La emoción me revienta por dentro antes de que pueda contenerla.
—¡Mabel! —exclamo con la voz temblorosa.
No espero ni un segundo. Cierro la puerta de la camioneta y corro hacia ella. Cuando al fin la alcanzo, me lanzo a sus brazos. La mujer, que parece frágil, me sostiene con más firmeza de la que esperaba. Huele a madera, a tierra, a hogar. Se aferra a mí como si hubiera pasado un siglo desde la última vez que me abrazó. Y quizá para las dos, así fue.
—Bienvenida a casa, mi niña —murmura contra mi cabello.
Sus palabras rompen algo dentro de mí. Las lágrimas, contenidas demasiado tiempo, brotan sin permiso. Siento su mano acariciarme la espalda con esos movimientos lentos y seguros que siempre me tranquilizaban de niña.
—Te extrañé tanto… —susurro, incapaz de contener el llanto.

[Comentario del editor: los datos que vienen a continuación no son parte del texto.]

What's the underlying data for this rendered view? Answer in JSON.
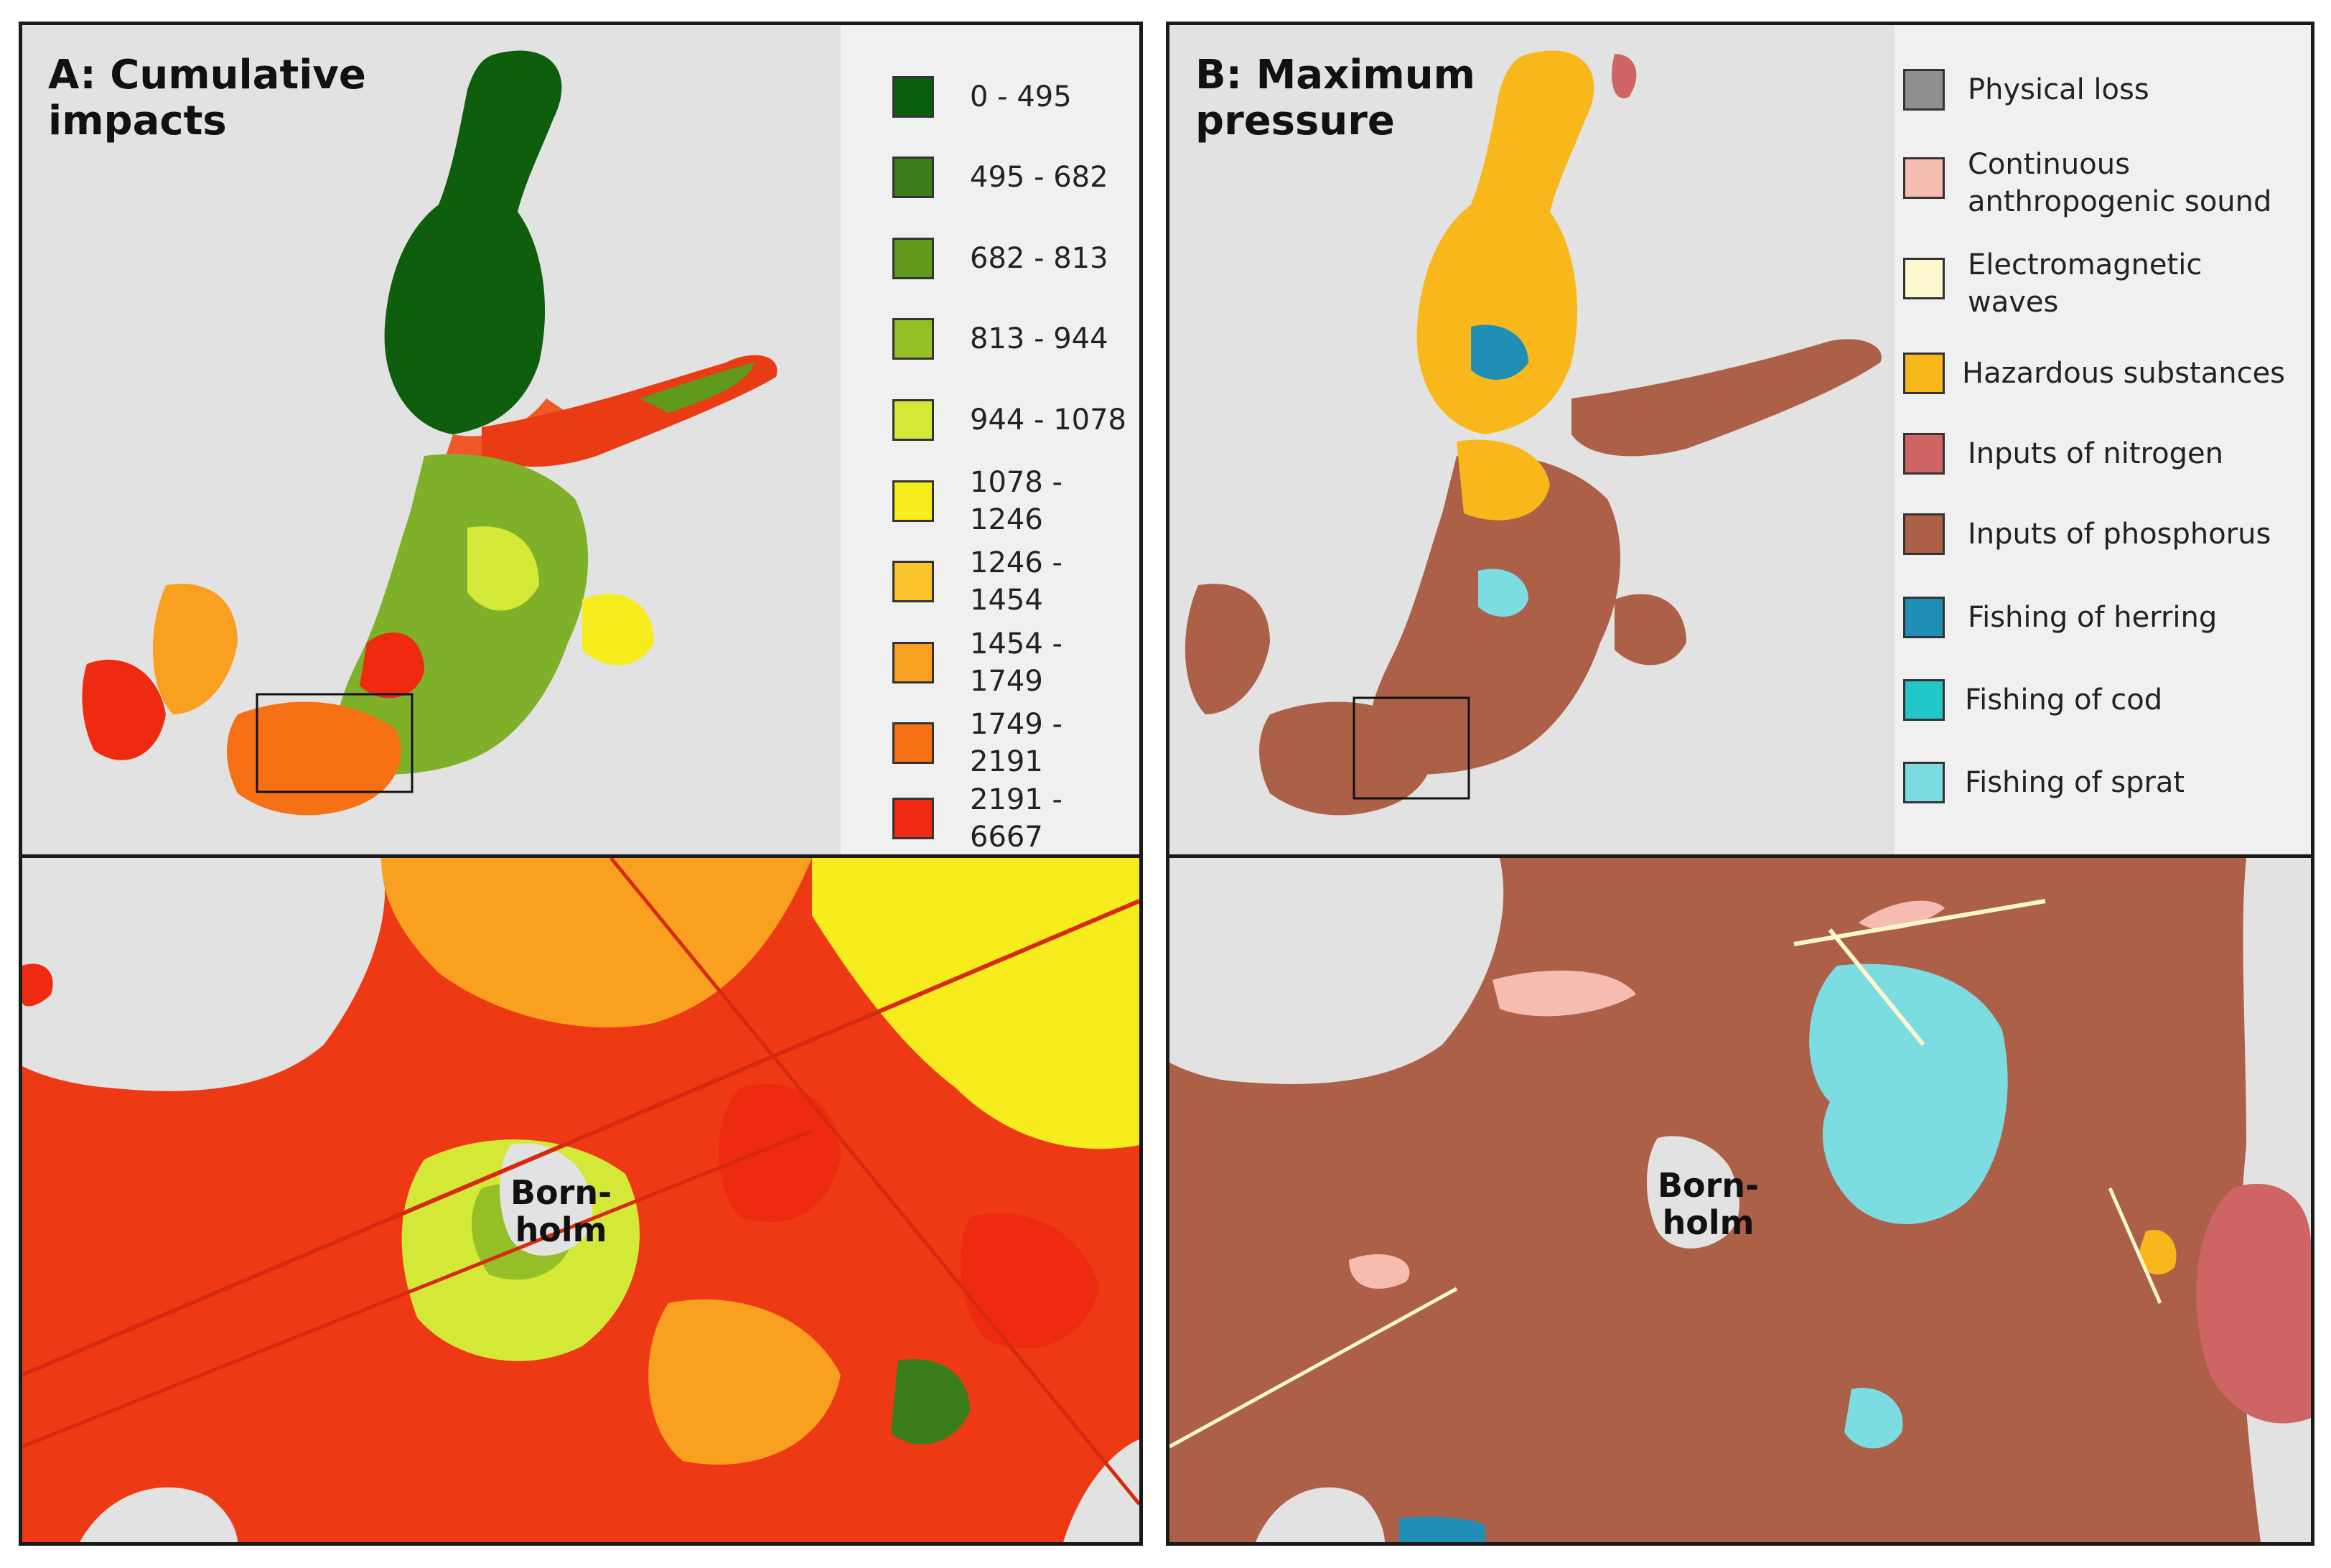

—Y yo a ti, Annabeth —responde ella, separándose solo lo suficiente para mirarme el rostro—. Mira cómo has crecido… cómo has cambiado… pero sigues siendo mi niña.
Me limpia una lágrima con los dedos ásperos, y su sonrisa cálida me derrite el corazón endurecido. En ese instante, siento que puedo respirar, pero, al mismo tiempo, una punzada fría me recorre cuando pienso en lo que me espera más allá de estas tierras. En lo que aún late en las sombras del pueblo y en quien no quiero ver nunca más.